We are having this conversation in the nursing station. A mother appears in the doorway. Her thin hands are trembling lightly.

‘Doctor. Please help me’. She calls to us. Her voice quavers as she speaks and I can tell she is on the verge of crying.

‘Mama, what’s wrong? How may I help you?’ I ask as I rush to her side.

She ignores me, brushing past me to Omar and speaks to him. I hear her say she needs a Dr to see her son who is gasping for breath. Omar tells her I’m a Dr too. I’m not sure she hears what he says but pulls him along. A myriad of emotions flash through me as I stand there. I’m stunned and confused. Why did the woman disregard my request to help her? I wonder if it is because I’m a woman or if it’s because I’m black and Omar is neither.

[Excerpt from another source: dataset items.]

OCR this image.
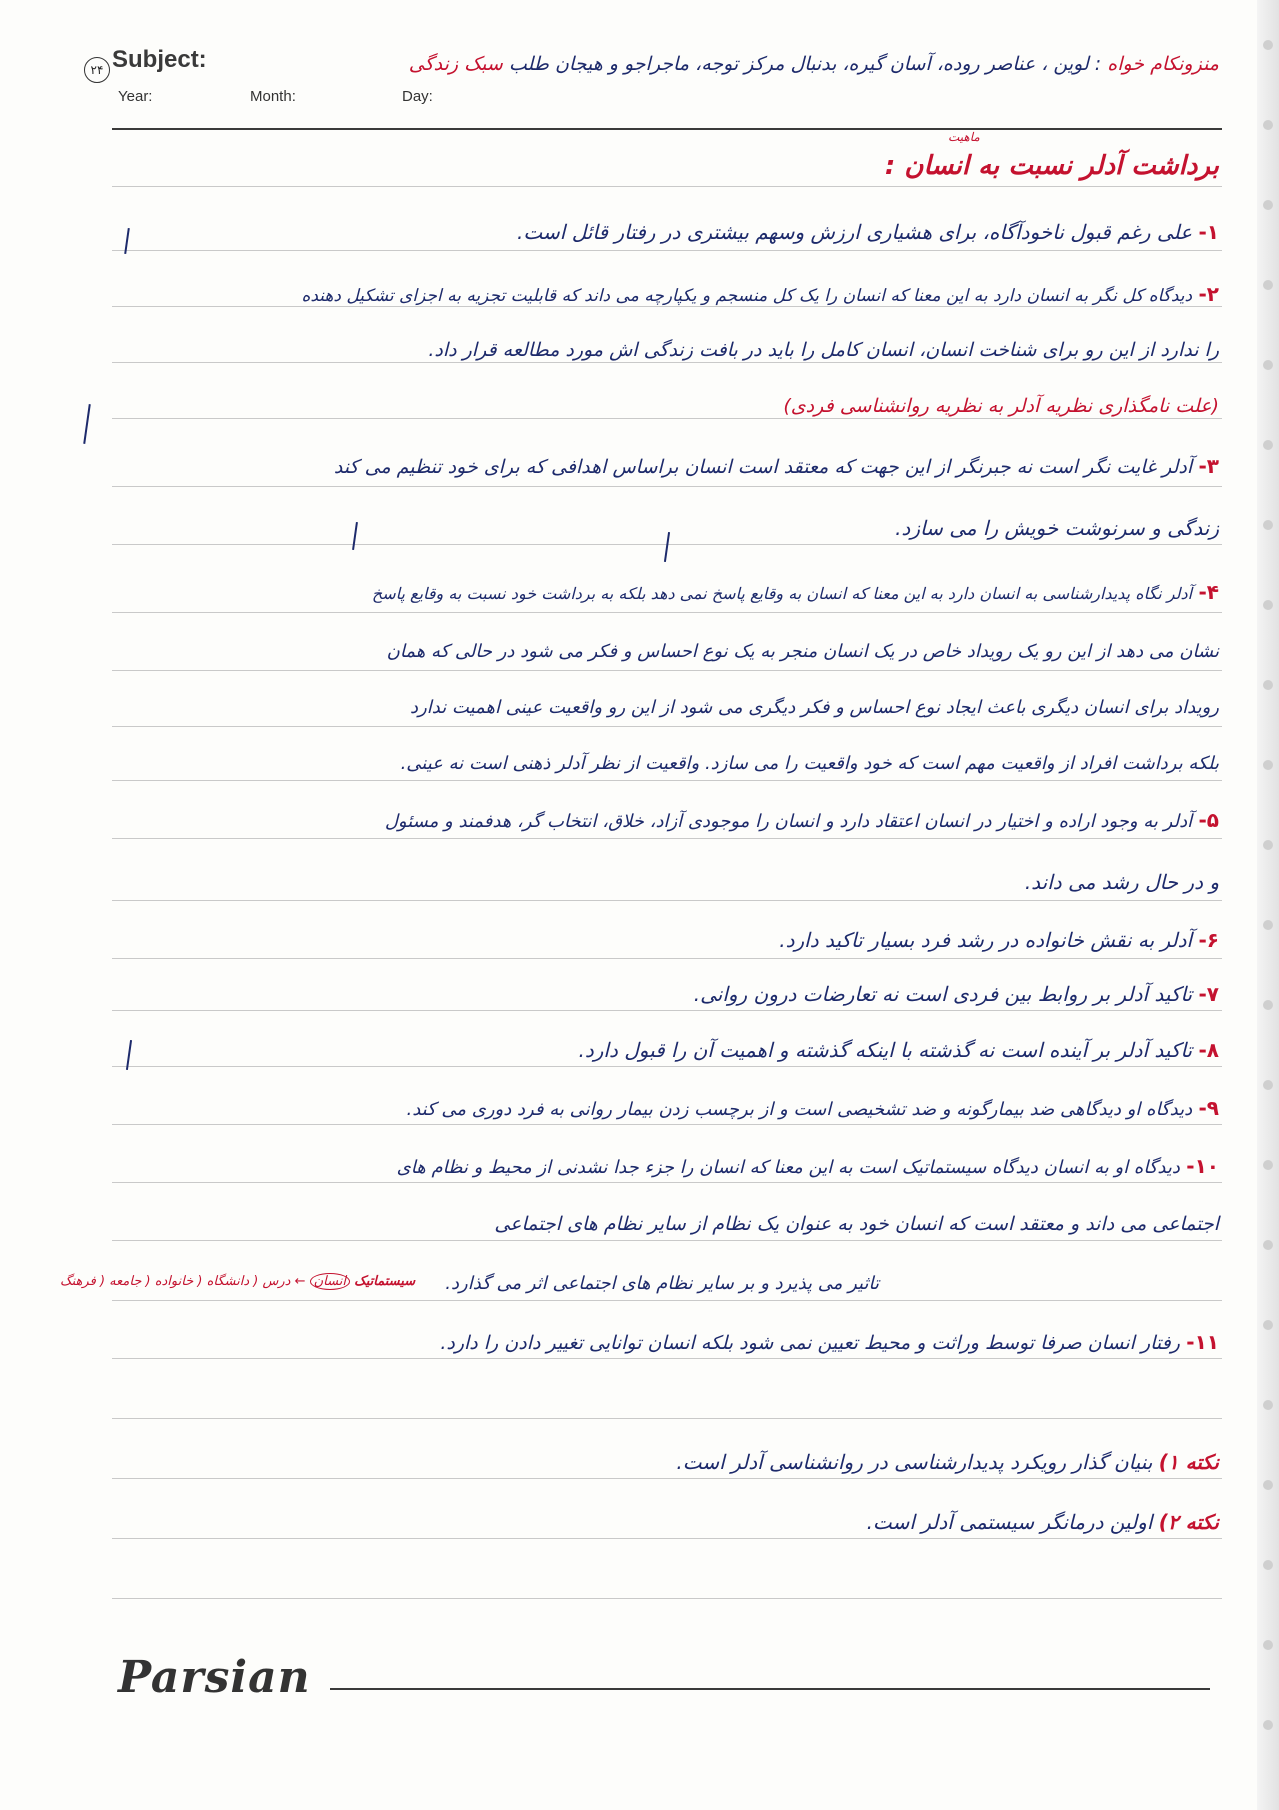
۲۴ Subject:
Year:	Month:	Day:
منزونکام خواه : لوین ، عناصر روده، آسان گیره، بدنبال مرکز توجه، ماجراجو و هیجان طلب سبک زندگی
ماهیت
برداشت آدلر نسبت به انسان :
۱- علی رغم قبول ناخودآگاه، برای هشیاری ارزش وسهم بیشتری در رفتار قائل است.
۲- دیدگاه کل نگر به انسان دارد به این معنا که انسان را یک کل منسجم و یکپارچه می داند که قابلیت تجزیه به اجزای تشکیل دهنده
را ندارد از این رو برای شناخت انسان، انسان کامل را باید در بافت زندگی اش مورد مطالعه قرار داد.
(علت نامگذاری نظریه آدلر به نظریه روانشناسی فردی)
۳- آدلر غایت نگر است نه جبرنگر از این جهت که معتقد است انسان براساس اهدافی که برای خود تنظیم می کند
زندگی و سرنوشت خویش را می سازد.
۴- آدلر نگاه پدیدارشناسی به انسان دارد به این معنا که انسان به وقایع پاسخ نمی دهد بلکه به برداشت خود نسبت به وقایع پاسخ
نشان می دهد از این رو یک رویداد خاص در یک انسان منجر به یک نوع احساس و فکر می شود در حالی که همان
رویداد برای انسان دیگری باعث ایجاد نوع احساس و فکر دیگری می شود از این رو واقعیت عینی اهمیت ندارد
بلکه برداشت افراد از واقعیت مهم است که خود واقعیت را می سازد. واقعیت از نظر آدلر ذهنی است نه عینی.
۵- آدلر به وجود اراده و اختیار در انسان اعتقاد دارد و انسان را موجودی آزاد، خلاق، انتخاب گر، هدفمند و مسئول
و در حال رشد می داند.
۶- آدلر به نقش خانواده در رشد فرد بسیار تاکید دارد.
۷- تاکید آدلر بر روابط بین فردی است نه تعارضات درون روانی.
۸- تاکید آدلر بر آینده است نه گذشته با اینکه گذشته و اهمیت آن را قبول دارد.
۹- دیدگاه او دیدگاهی ضد بیمارگونه و ضد تشخیصی است و از برچسب زدن بیمار روانی به فرد دوری می کند.
۱۰- دیدگاه او به انسان دیدگاه سیستماتیک است به این معنا که انسان را جزء جدا نشدنی از محیط و نظام های
اجتماعی می داند و معتقد است که انسان خود به عنوان یک نظام از سایر نظام های اجتماعی
تاثیر می پذیرد و بر سایر نظام های اجتماعی اثر می گذارد.
سیستماتیک انسان ← درس ( دانشگاه ( خانواده ( جامعه ( فرهنگ
۱۱- رفتار انسان صرفا توسط وراثت و محیط تعیین نمی شود بلکه انسان توانایی تغییر دادن را دارد.
نکته ۱) بنیان گذار رویکرد پدیدارشناسی در روانشناسی آدلر است.
نکته ۲) اولین درمانگر سیستمی آدلر است.
Parsian
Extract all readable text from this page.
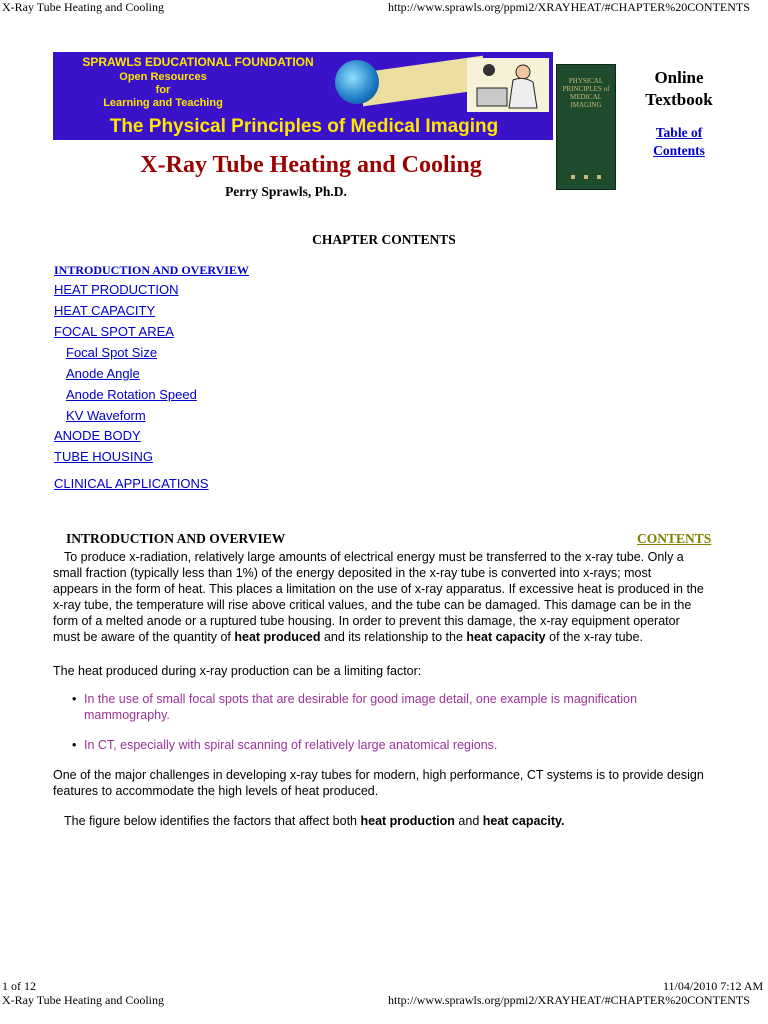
X-Ray Tube Heating and Cooling	http://www.sprawls.org/ppmi2/XRAYHEAT/#CHAPTER%20CONTENTS
SPRAWLS EDUCATIONAL FOUNDATION
Open Resources
for
Learning and Teaching
The Physical Principles of Medical Imaging
PHYSICAL PRINCIPLES of MEDICAL IMAGING
Online
Textbook
Table of
Contents
X-Ray Tube Heating and Cooling
Perry Sprawls, Ph.D.
CHAPTER CONTENTS
INTRODUCTION AND OVERVIEW
HEAT PRODUCTION
HEAT CAPACITY
FOCAL SPOT AREA
Focal Spot Size
Anode Angle
Anode Rotation Speed
KV Waveform
ANODE BODY
TUBE HOUSING
CLINICAL APPLICATIONS
INTRODUCTION AND OVERVIEW	CONTENTS
To produce x-radiation, relatively large amounts of electrical energy must be transferred to the x-ray tube. Only a
small fraction (typically less than 1%) of the energy deposited in the x-ray tube is converted into x-rays; most
appears in the form of heat. This places a limitation on the use of x-ray apparatus. If excessive heat is produced in the
x-ray tube, the temperature will rise above critical values, and the tube can be damaged. This damage can be in the
form of a melted anode or a ruptured tube housing. In order to prevent this damage, the x-ray equipment operator
must be aware of the quantity of heat produced and its relationship to the heat capacity of the x-ray tube.
The heat produced during x-ray production can be a limiting factor:
• In the use of small focal spots that are desirable for good image detail, one example is magnification
mammography.
• In CT, especially with spiral scanning of relatively large anatomical regions.
One of the major challenges in developing x-ray tubes for modern, high performance, CT systems is to provide design
features to accommodate the high levels of heat produced.
The figure below identifies the factors that affect both heat production and heat capacity.
1 of 12	11/04/2010 7:12 AM
X-Ray Tube Heating and Cooling	http://www.sprawls.org/ppmi2/XRAYHEAT/#CHAPTER%20CONTENTS
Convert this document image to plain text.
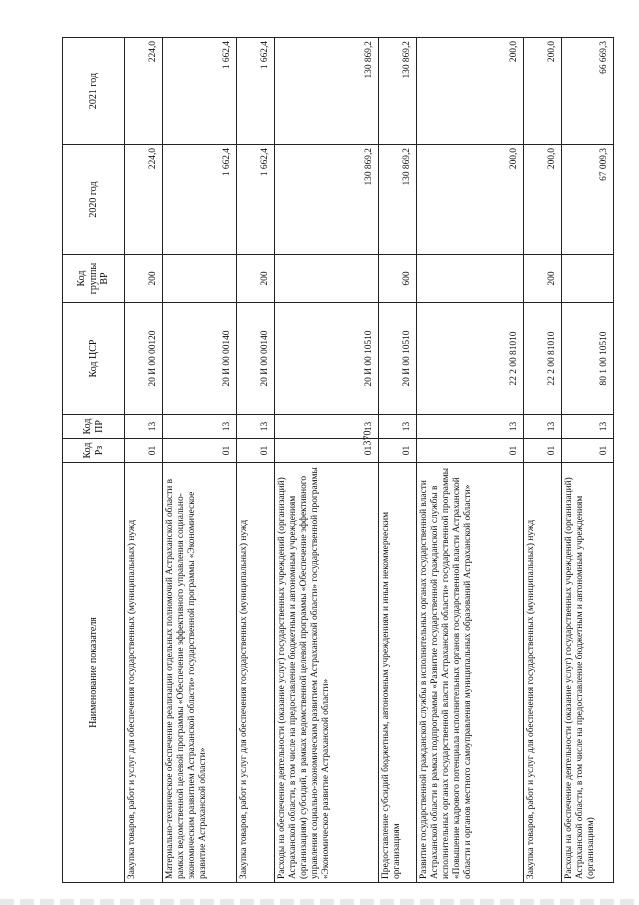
370
Наименование показателя	Код Рз	Код ПР	Код ЦСР	Код группы ВР	2020 год	2021 год
Закупка товаров, работ и услуг для обеспечения государственных (муниципальных) нужд	01	13	20 И 00 00120	200	224,0	224,0
Материально-техническое обеспечение реализации отдельных полномочий Астраханской области в рамках ведомственной целевой программы «Обеспечение эффективного управления социально-экономическим развитием Астраханской области» государственной программы «Экономическое развитие Астраханской области»	01	13	20 И 00 00140		1 662,4	1 662,4
Закупка товаров, работ и услуг для обеспечения государственных (муниципальных) нужд	01	13	20 И 00 00140	200	1 662,4	1 662,4
Расходы на обеспечение деятельности (оказание услуг) государственных учреждений (организаций) Астраханской области, в том числе на предоставление бюджетным и автономным учреждениям (организациям) субсидий, в рамках ведомственной целевой программы «Обеспечение эффективного управления социально-экономическим развитием Астраханской области» государственной программы «Экономическое развитие Астраханской области»	01	13	20 И 00 10510		130 869,2	130 869,2
Предоставление субсидий бюджетным, автономным учреждениям и иным некоммерческим организациям	01	13	20 И 00 10510	600	130 869,2	130 869,2
Развитие государственной гражданской службы в исполнительных органах государственной власти Астраханской области в рамках подпрограммы «Развитие государственной гражданской службы в исполнительных органах государственной власти Астраханской области» государственной программы «Повышение кадрового потенциала исполнительных органов государственной власти Астраханской области и органов местного самоуправления муниципальных образований Астраханской области»	01	13	22 2 00 81010		200,0	200,0
Закупка товаров, работ и услуг для обеспечения государственных (муниципальных) нужд	01	13	22 2 00 81010	200	200,0	200,0
Расходы на обеспечение деятельности (оказание услуг) государственных учреждений (организаций) Астраханской области, в том числе на предоставление бюджетным и автономным учреждениям (организациям)	01	13	80 1 00 10510		67 009,3	66 669,3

I know I should feel nothing about her reaction. It is actually normal behavior. Many patients refer to me as nurse and call the male nurses Drs. I wonder what belief this stems from. Is it because they imagine this as a responsibility that can’t be handled by a female? I was born both black and a woman. Everyday, I am reminded of this fact by the actions of people, some more subtle than others. I am judged by the color of my skin and my gender before my ability. This is an ordinary day in my life and I’m surprised I’m not taking the woman’s response lightly. It’s probably because I’m sleep deprived, bone fatigued and my nerves are already frayed and frazzled. I shake my head and walk in the direction they went to see if any help is needed. A good Dr knows not to let the actions of people affect the quality of care rendered. This is no special day. It is in fact an ordinary day in my life.